Greaves’s research focuses on planet formation around young stars, as well as connections to our own solar system — with particular emphasis on the dwarf planet Pluto and icy moons of Jupiter and Saturn that may harbor life. Greaves’s diverse scientific achievements across her career include capturing the first image of an exocomet belt around a Sun-like star, producing the first magnetic-field map of a starburst galaxy, obtaining a direct image of the first proto–brown dwarf candidate, detecting the high atmosphere of Pluto for the first time, and making the first ground-based detection of molecules around Saturn’s moon Enceladus.
Greaves is the leader of the Planet-Earth Building-Blocks Legacy eMERLIN Survey (PEBBLeS), a project that seeks to image the thermal emission from pebble-sized dust grains, revealing where and when baby planets are being built. In 2017, Greaves was awarded the Institute of Physics Fred Hoyle Medal and Prize for her seminal far-infrared imaging of debris disks around Sun-like stars and solar system bodies.
The AAS is delighted to honor Prof. Jane Greaves with the January 2022 Fred Kavli Plenary Lectureship.
Contacts:
Dr. Susanna Kohler
AAS Press Officer
+1 202-328-2010 x127
Dr. Geoff Clayton
AAS Senior Vice-President
Louisiana State University
+1 225-578-8275
The Kavli Foundation, established in December 2000 by Fred Kavli, a California business leader and philanthropist, is dedicated to advancing science for the benefit of humanity, promoting public understanding of scientific research, and supporting scientists and their work. The foundation’s mission is implemented through an international program of research institutes, professorships, symposia, and other initiatives in the fields of astrophysics, nanoscience, neuroscience, and theoretical physics.

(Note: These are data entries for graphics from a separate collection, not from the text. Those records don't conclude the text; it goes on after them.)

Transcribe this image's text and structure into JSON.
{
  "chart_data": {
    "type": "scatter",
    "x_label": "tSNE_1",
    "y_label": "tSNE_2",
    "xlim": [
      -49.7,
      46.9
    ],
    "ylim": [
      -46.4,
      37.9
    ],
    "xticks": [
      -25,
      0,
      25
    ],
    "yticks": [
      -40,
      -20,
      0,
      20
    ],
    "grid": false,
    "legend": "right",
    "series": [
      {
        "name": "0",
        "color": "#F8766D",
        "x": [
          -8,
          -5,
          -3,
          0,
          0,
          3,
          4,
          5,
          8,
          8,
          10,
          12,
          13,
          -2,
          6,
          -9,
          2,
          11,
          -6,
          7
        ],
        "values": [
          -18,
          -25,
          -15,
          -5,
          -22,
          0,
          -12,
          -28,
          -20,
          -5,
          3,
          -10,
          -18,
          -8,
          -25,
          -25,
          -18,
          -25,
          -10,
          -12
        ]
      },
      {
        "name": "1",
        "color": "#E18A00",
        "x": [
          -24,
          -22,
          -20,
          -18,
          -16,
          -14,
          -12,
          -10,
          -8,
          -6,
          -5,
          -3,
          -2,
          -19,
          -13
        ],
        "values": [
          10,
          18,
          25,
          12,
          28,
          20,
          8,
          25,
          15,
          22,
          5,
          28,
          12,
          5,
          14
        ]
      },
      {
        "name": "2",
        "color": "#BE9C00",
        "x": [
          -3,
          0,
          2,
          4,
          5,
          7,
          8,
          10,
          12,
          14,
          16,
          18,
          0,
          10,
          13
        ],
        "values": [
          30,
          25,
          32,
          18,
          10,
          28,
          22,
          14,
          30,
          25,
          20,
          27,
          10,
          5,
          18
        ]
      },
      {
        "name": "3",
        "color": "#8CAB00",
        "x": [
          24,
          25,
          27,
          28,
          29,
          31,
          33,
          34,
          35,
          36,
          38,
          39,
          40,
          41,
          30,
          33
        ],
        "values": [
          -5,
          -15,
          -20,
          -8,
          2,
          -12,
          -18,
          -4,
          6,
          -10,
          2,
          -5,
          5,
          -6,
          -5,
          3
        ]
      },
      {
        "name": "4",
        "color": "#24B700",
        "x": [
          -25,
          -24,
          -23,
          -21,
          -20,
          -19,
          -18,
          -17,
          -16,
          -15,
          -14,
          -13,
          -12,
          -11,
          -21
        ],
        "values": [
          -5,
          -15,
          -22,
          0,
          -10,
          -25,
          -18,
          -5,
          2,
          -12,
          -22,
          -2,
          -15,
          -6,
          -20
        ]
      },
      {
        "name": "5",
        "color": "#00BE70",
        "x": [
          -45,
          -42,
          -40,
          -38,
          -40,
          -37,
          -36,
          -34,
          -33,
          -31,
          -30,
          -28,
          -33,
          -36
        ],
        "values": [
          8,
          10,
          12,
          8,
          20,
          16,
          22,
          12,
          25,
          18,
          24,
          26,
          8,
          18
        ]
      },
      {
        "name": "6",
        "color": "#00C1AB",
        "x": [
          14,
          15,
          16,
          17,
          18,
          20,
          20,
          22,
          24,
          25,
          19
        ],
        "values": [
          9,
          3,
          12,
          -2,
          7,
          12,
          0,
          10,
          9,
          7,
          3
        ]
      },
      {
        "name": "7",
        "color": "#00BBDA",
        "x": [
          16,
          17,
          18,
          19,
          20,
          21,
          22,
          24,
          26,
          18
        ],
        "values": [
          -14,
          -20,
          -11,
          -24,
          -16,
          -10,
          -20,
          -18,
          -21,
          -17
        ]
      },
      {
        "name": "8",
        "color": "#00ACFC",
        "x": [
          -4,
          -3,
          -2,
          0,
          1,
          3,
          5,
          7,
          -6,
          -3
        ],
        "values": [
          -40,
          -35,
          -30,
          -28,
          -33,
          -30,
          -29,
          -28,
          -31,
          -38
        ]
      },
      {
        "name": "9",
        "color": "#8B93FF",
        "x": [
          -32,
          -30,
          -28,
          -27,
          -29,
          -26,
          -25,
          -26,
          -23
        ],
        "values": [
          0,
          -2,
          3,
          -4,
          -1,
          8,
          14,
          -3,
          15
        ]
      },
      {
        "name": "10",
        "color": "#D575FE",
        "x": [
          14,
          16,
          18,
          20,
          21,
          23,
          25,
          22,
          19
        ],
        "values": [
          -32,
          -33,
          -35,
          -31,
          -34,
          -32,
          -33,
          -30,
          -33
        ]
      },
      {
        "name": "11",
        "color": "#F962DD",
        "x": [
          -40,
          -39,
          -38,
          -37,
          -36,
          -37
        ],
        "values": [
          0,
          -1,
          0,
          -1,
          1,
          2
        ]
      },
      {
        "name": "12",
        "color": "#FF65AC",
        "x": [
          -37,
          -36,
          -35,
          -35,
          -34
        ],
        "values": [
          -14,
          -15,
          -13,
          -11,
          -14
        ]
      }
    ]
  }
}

The American Astronomical Society (AAS), established in 1899, is a major international organization of professional astronomers, astronomy educators, and amateur astronomers. Its membership of approximately 8,000 also includes physicists, geologists, engineers, and others whose interests lie within the broad spectrum of subjects now comprising the astronomical sciences. The mission of the AAS is to enhance and share humanity’s scientific understanding of the universe as a diverse and inclusive astronomical community, which it achieves through publishing, meetings, science advocacy, education and outreach, and training and professional development.